In an interview $63\%$ of $100$ randomly chosen people gave an positive answer. $p$ is this amount from all people. What is the maximum likelihood estimation of $p$? Calculate the wald interval of $p$!
I understand it so, that $p = 0.63 $. I also want to give the steps of the deviation of the formula of the likelihood. So I tried to start with this formula for the likelihood: $L(p)=\prod \limits_{i=1}^{n}p(x_i, p) = \prod \limits_{i=1}^{n}P(X_i=x_i) = \prod \limits_{i=1}^{100}P(X_i =0.63)$
$\hat{p} = \frac{1}{n} * \sum\limits_{i=1}^{n} x_i = \frac{1}{100} * 63 = 0.63$
And for the wald interval:
$\hat{p} \pm Z_{1-\frac{\alpha}{2}} * \sqrt{\frac{\hat{p} (1-\hat{p} )}{n}}$
When I use $0.63$ for $\hat{p}$ I get the interval $[0.54; 0.72]$.
So I don't really understand how to get from the formula of $L(p)$ to the value of $\hat{p}$. I'm also not sure if this is already my final result for the likelihood. I got this with the help of a book, and there seem to be some steps missing. I'm also not sure if this is in general the right way of solving it and if I used the right formula and values for the Wald interval.
You are generally on the right track, but you have not shown how to get from your first displayed equation to your second one. For details of that, please see page 5 of these notes, one of the many other similar derivations available online, or on this site, where the development is the same but the notation is quite different (so I am reluctant to call your Question a duplicate).
The outline of these steps is to find the logarithm $\ell(p)$ of $L(p),$ and to find the derivative $\frac{\partial}{\partial p}\ell(p)$ of $\ell(p)$, then finally to set the partial derivative equal to $0$ and solve for $p$ in terms of $X$ and $n$. As shown in the first link, the solution is $\hat p = X/n.$ (In addition, you should check to make sure that you have found a relative maximum, not minimum or saddle-point by setting the derivative equal to zero.)

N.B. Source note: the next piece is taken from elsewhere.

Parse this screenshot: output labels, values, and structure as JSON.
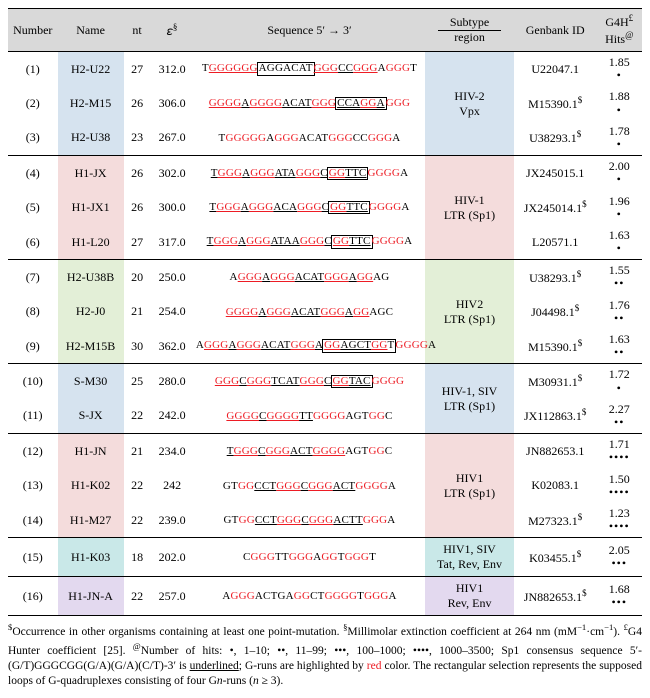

The particular situation for your Question is shown graphically below. The curve is the likelihood function $L(p)$ and the red line indicates that its maximum is at $p = .63.$
If $X \sim \mathsf{Binom}(n = 100, p),$ then the maximum likelihood estimator (MLE) $\hat p$ of $p$ is $\hat p = X/n$ $= 63/100$ $= 0.63$ in your problem, as you say.
The 95% Wald confidence interval (CI) for $p$ is of the form $\hat p \pm 1.96\sqrt{\frac{\hat p(1-\hat p)}{n}},$ where 1.96 cuts 2.5% from the upper tail of the standard normal distribution and $\hat p$ is the MLE of $p.$
In your problem, this CI computes to $(0.535, 0.725),$ which matches your computation.
Note: The Wald interval is derived using asymptotic arguments, and so it works best for large $n$. In particular, the Wald interval makes two approximations: (a) the normal approximation to the binomial distribution and (b) the estimation of the standard error of $\hat p$ which is $\text{SE} = \sqrt{\frac{p(1-p)}{n}}$ by $\widehat{\text{SE}} = \sqrt{\frac{\hat p(1-\hat p)}{n}}.$ The combination of these two approximations causes the actual coverage probability of the Wald interval to be considerably different from 95% (often less than 95%) for $n < 500$ or $1000.$ The Wikipedia article on 'binomial distribution' discusses other styles of CIs for binomial $p$ that have more dependable coverage probabilities.